The Tiki Max is a deliberately maxed-out tiki build: two rums, an orange liqueur, an apricot liqueur, orgeat, three juices, and a dash of bitters, all shaken together and capped with a floated rum. Difford's Guide credits it to Simon Difford, made in 2008 at the Cabinet Room — the bespoke bar in his own London home — and that page is the only place we could find the drink documented at all; no independent cocktail-history source, book, or bar menu corroborates the date or setting. The attribution is specific rather than invented, and it fits a pattern of other named cocktails (Strawberry Blonde, London Cosmopolitan, Biggles Sidecar) traced to the same bar and year, but it remains a single-source record. It has since climbed into Difford's own Top 100 Tiki/Tropical directory, and the site's own tasting note more or less admits the recipe shouldn't work as well as it does.

This drink breaks the golden rule — simple is beautiful. However, it's tasty and packs a punch.

Difford's Guide tasting note

A Named Creator, One Source

Simon Difford is a real, well-documented bartender and author — the Cabinet Room is the working bar built into his own living room, and it's shown up as the birthplace for several of his other named recipes from the same period. That gives the Tiki Max's attribution more specificity than most uncredited tiki drinks get. What it doesn't have is any confirmation outside Difford's own guide: no third-party cocktail history, competing bar's menu, or published book mentions it, so treat the 2008 date and the Cabinet Room setting as Difford's own record rather than independently verified history.

What isn't in question is the recipe itself, which reads like an inventory of the tiki modifier shelf rather than a restrained build — a trait the name leans into.

The Spec

Nine ingredients go into the shaker, and a tenth — more navy rum — gets floated on top after straining over crushed ice.
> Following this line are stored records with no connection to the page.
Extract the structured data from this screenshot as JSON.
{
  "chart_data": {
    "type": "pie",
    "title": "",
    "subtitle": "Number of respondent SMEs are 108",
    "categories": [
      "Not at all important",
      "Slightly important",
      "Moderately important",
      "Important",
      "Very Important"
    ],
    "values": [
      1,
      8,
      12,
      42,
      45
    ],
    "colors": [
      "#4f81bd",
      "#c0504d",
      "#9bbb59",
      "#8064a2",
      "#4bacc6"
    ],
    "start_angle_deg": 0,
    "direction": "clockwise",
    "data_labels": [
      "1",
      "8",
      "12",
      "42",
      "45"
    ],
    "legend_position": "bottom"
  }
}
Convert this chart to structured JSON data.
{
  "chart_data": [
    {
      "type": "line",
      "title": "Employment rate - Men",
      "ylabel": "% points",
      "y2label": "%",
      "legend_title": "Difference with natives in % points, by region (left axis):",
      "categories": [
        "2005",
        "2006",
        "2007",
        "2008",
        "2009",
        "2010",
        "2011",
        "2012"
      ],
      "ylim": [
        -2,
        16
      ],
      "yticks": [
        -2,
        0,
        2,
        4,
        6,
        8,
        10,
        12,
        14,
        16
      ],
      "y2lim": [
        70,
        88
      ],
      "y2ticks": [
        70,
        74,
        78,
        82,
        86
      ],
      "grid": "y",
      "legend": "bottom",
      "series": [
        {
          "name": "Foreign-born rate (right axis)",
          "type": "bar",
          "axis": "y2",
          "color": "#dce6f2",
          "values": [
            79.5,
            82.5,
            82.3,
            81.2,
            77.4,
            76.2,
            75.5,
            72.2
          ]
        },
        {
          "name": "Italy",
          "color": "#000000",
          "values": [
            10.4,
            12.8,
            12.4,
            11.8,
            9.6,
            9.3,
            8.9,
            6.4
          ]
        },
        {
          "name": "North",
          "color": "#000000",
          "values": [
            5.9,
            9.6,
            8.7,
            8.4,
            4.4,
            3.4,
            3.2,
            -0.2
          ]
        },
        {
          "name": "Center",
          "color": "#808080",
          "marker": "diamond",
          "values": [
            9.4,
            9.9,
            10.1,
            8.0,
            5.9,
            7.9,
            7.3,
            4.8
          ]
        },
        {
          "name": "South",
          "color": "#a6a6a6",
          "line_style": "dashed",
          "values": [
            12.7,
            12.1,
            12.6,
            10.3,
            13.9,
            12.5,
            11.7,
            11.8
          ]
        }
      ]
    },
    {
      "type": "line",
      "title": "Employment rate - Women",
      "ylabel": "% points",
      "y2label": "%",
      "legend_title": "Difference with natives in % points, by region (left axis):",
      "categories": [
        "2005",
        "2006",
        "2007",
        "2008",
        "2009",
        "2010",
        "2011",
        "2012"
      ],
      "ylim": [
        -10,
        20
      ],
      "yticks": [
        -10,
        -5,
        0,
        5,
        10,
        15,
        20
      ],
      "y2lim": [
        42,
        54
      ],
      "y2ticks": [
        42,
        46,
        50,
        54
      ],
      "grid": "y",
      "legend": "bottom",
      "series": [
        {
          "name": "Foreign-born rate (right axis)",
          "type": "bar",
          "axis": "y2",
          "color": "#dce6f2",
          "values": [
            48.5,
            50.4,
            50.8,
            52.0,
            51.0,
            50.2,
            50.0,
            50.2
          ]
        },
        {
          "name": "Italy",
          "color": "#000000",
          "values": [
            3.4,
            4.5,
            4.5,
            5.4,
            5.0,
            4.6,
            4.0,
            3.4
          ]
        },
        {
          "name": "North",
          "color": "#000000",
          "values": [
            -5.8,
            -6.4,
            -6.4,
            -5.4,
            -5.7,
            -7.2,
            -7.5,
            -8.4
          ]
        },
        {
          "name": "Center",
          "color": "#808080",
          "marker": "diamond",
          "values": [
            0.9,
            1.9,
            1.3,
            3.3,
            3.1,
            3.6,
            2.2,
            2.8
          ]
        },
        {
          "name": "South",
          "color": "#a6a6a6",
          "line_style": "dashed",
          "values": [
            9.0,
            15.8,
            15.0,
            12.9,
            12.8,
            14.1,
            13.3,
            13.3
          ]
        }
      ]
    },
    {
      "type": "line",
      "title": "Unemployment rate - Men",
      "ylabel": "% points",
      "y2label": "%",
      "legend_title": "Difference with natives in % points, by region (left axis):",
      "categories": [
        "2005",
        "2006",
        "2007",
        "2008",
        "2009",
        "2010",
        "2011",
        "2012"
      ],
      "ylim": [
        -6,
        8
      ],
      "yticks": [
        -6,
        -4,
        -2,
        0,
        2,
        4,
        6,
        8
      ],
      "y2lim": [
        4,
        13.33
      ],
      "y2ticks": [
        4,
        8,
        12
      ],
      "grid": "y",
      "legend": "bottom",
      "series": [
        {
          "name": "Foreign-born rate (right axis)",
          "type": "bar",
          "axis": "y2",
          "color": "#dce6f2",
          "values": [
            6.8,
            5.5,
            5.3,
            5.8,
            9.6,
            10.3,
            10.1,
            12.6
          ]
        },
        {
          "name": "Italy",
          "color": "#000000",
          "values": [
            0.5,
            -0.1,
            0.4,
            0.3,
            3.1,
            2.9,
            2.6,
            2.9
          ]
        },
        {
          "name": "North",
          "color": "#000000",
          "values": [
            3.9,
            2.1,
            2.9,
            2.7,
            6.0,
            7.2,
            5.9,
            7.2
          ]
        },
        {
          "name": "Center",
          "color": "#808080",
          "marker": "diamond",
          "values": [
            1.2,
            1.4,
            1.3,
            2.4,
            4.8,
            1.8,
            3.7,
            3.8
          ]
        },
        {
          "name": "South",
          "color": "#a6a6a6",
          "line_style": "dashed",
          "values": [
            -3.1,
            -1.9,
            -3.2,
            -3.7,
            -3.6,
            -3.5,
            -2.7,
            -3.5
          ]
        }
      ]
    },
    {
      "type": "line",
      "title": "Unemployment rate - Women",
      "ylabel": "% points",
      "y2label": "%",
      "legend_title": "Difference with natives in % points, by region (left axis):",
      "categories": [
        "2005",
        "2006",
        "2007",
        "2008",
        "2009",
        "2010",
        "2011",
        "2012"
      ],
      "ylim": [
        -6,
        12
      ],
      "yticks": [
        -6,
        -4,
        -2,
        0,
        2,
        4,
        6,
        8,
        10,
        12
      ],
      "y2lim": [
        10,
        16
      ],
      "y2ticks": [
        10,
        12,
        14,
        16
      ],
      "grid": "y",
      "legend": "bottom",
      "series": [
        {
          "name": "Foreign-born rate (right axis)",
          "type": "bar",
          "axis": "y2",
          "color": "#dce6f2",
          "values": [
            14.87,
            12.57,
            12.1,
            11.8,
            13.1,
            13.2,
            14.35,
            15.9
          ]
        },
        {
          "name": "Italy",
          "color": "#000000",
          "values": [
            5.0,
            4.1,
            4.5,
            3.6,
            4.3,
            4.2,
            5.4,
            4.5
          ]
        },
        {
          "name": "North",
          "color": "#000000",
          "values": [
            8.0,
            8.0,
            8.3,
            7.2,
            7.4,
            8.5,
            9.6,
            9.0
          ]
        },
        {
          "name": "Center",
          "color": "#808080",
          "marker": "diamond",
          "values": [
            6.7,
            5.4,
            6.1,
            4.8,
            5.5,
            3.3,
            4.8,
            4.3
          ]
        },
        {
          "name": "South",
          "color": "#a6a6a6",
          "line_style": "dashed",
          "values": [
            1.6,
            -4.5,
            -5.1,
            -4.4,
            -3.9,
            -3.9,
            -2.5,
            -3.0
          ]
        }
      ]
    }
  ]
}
At roughly seven ounces of total liquid before ice, it's built to be a long, slow, cracked-ice sipper rather than a short shaken cocktail.

Tiki Max
Navy rum1 oz · ~14% Light white rum1 oz · ~14% Grand Marnier1/2 oz · ~7% Apricot liqueur1/2 oz · ~7% Orgeat3/4 oz · ~10% Lime juice3/4 oz · ~10% Pineapple juice1 1/2 oz · ~21% Orange juice1/2 oz · ~7% Angostura bitters6 dashes · ~3% Navy rum (float)1/2 oz · ~7%

Two rums, two different jobs

The 54.5% navy-strength rum is the drink's backbone and its finishing float; the charcoal-filtered light white rum adds body and a little aged roundness without competing for attention. Swap in a single rum for both and the drink gets simpler and flatter — the contrast is the point.

Two modifiers, not one

Most tiki sours lean on a single orange liqueur. This one splits the same half-ounce slot between Grand Marnier and an apricot liqueur, layering stone-fruit sweetness under the orange brightness before the orgeat adds its nutty weight. It's exactly the kind of ingredient stacking the site's own tasting note calls out.

The float isn't a garnish gesture

Floating the second measure of navy rum on top means it's the first thing that hits the nose and the front of the tongue on every sip, keeping the overproof rum present even after it's been diluted into a nine-ingredient shake and poured over crushed ice.

Bottom Line

No lost recipe, no invented backstory — just a named bartender's own maximalist tiki build, honestly sourced to one place, that earns its name by ignoring the usual rule that simple is beautiful.